# **Импорт библиотек**



In [None]:
import spacy
nlp = spacy.load("en_core_web_sm")

In [None]:
from spacy.tokenizer import Tokenizer
from spacy.util import compile_infix_regex
import re

In [None]:
import re
from transformers import BertTokenizer, BertModel
import torch
from sklearn.decomposition import PCA

In [None]:
from sklearn.decomposition import TruncatedSVD

import torch
from transformers import BertTokenizer, BertModel

tokenizer = BertTokenizer.from_pretrained('bert-base-uncased')
model = BertModel.from_pretrained('bert-base-uncased', output_hidden_states=True)

In [None]:
import networkx as nx

In [None]:
import matplotlib.pyplot as plt

In [None]:
import numpy as np
from sklearn.metrics.pairwise import cosine_similarity

# **Инициализация функций**

In [None]:
# лемматизация
def lemma(word):
    doc = nlp(word)

    l = doc[0].lemma_
    return l

In [None]:
# удаление одиночных вершин
def remove_isolated_nodes(graph):
    isolated_nodes = [node for node in graph.nodes() if graph.degree(node) == 0]
    graph.remove_nodes_from(isolated_nodes)

In [None]:
# поиск нужного эмбеддинга
def find_embedding(word, bert_text):
    for elem in bert_text:
      if elem[0] == word:
        return elem[1]

    return None

In [None]:
# получение bert-эмбеддинга для каждого предложения
def get_bert_vectors(text):

  marked_text = "[CLS] " + text + " [SEP]"
  tokenized_text = tokenizer.tokenize(marked_text)
  indexed_tokens = tokenizer.convert_tokens_to_ids(tokenized_text)
  segments_ids = [1] * len(tokenized_text)
  tokens_tensor = torch.tensor([indexed_tokens])
  segments_tensors = torch.tensor([segments_ids])

  with torch.no_grad():
      outputs = model(tokens_tensor, segments_tensors)
      hidden_states = outputs[2]

  token_embeddings = torch.stack(hidden_states, dim=0)
  token_embeddings = torch.squeeze(token_embeddings, dim=1)
  token_embeddings = token_embeddings.permute(1, 0, 2)

  token_vecs_sum = []

  for token in token_embeddings:
      sum_vec = torch.sum(token[-4:], dim=0)
      token_vecs_sum.append(sum_vec)

  word_vectors = []
  current_word = ""
  current_vector = None

  for i, token_str in enumerate(tokenized_text):
      if token_str.startswith("##"):
          if current_vector is None:
              current_vector = token_vecs_sum[i]
              current_word = token_str
          else:
              current_vector += token_vecs_sum[i]
              current_word += token_str[2:]
      else:
          if current_vector is not None:
              word_vectors.append((current_word, current_vector.numpy()))
          current_word = token_str
          current_vector = token_vecs_sum[i]

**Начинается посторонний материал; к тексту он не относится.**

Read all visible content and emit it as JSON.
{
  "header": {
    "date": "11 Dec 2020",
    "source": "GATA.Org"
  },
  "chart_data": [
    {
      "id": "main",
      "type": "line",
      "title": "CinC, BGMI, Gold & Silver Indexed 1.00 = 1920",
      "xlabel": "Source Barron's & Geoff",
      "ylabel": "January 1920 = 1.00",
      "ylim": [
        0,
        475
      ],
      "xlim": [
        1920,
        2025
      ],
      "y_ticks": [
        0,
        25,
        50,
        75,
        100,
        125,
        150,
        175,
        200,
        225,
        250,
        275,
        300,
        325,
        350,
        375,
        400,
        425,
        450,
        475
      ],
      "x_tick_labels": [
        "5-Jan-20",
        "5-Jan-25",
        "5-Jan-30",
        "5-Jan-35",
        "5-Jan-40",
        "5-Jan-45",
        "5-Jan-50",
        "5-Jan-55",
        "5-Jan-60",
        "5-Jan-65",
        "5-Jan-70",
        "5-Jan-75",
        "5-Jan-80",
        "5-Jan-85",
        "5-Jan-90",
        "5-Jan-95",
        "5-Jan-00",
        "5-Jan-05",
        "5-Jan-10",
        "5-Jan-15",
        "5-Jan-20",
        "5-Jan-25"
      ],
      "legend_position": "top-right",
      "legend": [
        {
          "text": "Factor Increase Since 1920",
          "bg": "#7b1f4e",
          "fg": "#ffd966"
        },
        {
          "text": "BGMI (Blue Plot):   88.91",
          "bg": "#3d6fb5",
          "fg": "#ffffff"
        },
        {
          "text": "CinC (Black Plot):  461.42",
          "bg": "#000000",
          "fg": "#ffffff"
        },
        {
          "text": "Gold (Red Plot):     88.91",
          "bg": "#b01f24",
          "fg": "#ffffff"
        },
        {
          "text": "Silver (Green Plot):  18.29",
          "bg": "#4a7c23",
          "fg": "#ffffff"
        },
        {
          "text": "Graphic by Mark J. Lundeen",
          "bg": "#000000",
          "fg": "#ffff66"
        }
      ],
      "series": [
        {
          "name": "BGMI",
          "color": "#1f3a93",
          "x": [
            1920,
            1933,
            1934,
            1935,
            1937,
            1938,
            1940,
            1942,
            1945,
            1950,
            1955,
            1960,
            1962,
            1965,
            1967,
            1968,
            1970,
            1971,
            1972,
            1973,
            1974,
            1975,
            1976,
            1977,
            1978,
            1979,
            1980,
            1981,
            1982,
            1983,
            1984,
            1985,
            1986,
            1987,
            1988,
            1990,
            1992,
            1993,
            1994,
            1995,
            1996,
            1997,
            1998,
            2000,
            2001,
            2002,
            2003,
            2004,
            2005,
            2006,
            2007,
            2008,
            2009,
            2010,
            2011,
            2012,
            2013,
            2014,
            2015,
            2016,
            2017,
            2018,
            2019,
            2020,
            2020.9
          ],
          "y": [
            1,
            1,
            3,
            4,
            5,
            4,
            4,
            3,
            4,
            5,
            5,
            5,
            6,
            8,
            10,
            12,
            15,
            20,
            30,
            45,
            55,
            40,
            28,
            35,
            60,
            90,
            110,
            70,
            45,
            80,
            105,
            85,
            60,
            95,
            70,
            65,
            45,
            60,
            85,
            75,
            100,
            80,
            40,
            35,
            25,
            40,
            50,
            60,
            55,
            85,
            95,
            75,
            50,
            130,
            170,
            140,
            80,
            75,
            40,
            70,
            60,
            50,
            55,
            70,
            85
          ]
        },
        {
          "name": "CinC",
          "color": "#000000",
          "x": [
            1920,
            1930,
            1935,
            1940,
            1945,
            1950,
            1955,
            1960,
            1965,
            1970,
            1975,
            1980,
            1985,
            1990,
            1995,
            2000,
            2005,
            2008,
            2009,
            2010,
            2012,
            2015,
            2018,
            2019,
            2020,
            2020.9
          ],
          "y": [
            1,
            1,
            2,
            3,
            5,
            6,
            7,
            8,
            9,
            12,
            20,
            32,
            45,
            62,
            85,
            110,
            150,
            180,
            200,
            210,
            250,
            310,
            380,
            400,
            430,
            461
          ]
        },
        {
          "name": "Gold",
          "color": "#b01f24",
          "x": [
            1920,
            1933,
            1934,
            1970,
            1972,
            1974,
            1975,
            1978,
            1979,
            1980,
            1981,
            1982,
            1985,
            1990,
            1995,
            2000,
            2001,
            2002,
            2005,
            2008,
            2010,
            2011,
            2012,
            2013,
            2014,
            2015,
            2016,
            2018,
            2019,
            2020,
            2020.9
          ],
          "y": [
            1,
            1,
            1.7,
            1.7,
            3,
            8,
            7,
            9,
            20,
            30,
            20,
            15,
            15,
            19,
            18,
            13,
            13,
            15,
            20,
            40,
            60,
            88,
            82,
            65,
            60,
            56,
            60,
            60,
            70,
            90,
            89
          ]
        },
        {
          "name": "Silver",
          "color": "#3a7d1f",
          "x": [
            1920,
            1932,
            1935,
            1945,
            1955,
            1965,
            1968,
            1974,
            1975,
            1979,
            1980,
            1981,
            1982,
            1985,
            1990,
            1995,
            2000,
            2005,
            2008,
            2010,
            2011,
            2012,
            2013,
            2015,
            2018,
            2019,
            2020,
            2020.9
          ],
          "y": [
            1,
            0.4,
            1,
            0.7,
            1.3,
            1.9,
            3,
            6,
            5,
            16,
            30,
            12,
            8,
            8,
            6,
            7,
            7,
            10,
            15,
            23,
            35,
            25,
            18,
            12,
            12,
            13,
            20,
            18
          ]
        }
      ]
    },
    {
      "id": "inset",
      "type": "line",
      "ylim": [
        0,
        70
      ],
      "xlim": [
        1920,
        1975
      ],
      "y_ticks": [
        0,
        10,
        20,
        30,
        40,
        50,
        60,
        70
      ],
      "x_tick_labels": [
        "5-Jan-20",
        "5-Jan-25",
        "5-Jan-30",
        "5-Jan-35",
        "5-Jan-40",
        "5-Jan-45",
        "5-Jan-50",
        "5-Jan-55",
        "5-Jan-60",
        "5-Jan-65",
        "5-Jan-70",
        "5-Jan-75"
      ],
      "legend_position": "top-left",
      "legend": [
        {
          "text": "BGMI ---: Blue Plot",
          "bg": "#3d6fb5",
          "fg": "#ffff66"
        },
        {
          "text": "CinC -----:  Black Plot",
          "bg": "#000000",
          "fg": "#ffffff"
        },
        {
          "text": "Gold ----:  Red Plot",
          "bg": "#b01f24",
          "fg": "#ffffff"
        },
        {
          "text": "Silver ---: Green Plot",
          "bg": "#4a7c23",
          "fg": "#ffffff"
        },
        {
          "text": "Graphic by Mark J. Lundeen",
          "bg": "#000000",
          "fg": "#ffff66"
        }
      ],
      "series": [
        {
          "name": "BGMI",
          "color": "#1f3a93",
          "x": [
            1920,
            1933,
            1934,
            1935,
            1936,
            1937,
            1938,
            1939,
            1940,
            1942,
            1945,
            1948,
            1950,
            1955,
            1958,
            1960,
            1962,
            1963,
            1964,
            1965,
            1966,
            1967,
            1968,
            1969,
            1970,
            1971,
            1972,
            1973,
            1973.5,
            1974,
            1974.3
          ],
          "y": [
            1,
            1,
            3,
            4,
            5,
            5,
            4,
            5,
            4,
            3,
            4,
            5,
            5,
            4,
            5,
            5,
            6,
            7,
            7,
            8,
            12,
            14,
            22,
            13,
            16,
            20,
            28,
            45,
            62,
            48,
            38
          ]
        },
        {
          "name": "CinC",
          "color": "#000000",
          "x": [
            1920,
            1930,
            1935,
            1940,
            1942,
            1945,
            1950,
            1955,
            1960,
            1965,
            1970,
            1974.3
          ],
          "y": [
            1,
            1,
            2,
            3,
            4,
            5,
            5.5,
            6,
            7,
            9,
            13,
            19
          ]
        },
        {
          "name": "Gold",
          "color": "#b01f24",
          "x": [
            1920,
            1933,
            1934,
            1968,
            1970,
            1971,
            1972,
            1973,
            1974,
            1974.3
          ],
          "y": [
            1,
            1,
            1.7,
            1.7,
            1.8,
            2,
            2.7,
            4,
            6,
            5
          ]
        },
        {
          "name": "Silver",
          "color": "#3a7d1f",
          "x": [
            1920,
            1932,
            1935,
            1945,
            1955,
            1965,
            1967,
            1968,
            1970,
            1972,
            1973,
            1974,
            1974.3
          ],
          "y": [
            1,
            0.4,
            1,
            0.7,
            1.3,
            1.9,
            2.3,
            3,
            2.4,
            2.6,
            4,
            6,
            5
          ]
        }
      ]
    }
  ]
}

  if current_vector is not None:
      word_vectors.append((current_word, current_vector.numpy()))

  return word_vectors[1:-1]

In [None]:
# создание графа униграмм
def create_dependency_graph(sentence):
    doc = nlp(sentence)

    G = nx.DiGraph()
    verb_noun_dict = {}
    embeddings = {}

    for sent in doc.sents:
      embs = get_bert_vectors(sent.text)

      for token in sent:
          if token.pos_ == 'VERB':
              verb = (token.text, token.i)
              if verb not in verb_noun_dict:
                  verb_noun_dict[verb] = set()

              for child in token.children:
                  if child.pos_ == 'NOUN' and child.text.isalpha():
                      noun = (child.text, child.i)
                      embeddings[noun] = find_embedding(noun[0], embs)
                      verb_noun_dict[verb].add(noun)

    for verb, nouns in verb_noun_dict.items():
        for noun1 in nouns:
              G.add_node(noun1)
              for noun2 in nouns:
                    if noun1 != noun2:
                        G.add_node(noun2)
                        if noun1[1] < noun2[1]:
                          G.add_edge(noun1, noun2, label=verb[0])
                        else:
                          G.add_edge(noun2, noun1, label=verb[0])

    return G, embeddings

In [None]:
# создание графа биграмм
def create_dependency_graph_bi(sentence):
    doc = nlp(sentence)

    G = nx.DiGraph()
    verb_bigram_dict = {}
    embeddings = {}

    for sent in doc.sents:

      embs = get_bert_vectors(sent.text)

      for token in sent:
          if token.pos_ == 'VERB':
              verb = (token.text, token.i)
              if verb not in verb_bigram_dict:
                  verb_bigram_dict[verb] = set()

              for child in token.children:
                  if child.pos_ == 'NOUN' and child.text.isalpha() and len(child.text) > 1:
                      noun = (child.text, child.i)
                      embeddings_noun = find_embedding(noun[0], embs)

                      for grandchild in child.children:
                        if grandchild.text.isalpha() and grandchild.pos_ not in ['VERB', 'CONJ', 'DET', 'ADP'] and len(grandchild.text) > 1:
                            dependent_word = (grandchild.text, grandchild.i)
                            embeddings_dependent_word = find_embedding(dependent_word[0], embs)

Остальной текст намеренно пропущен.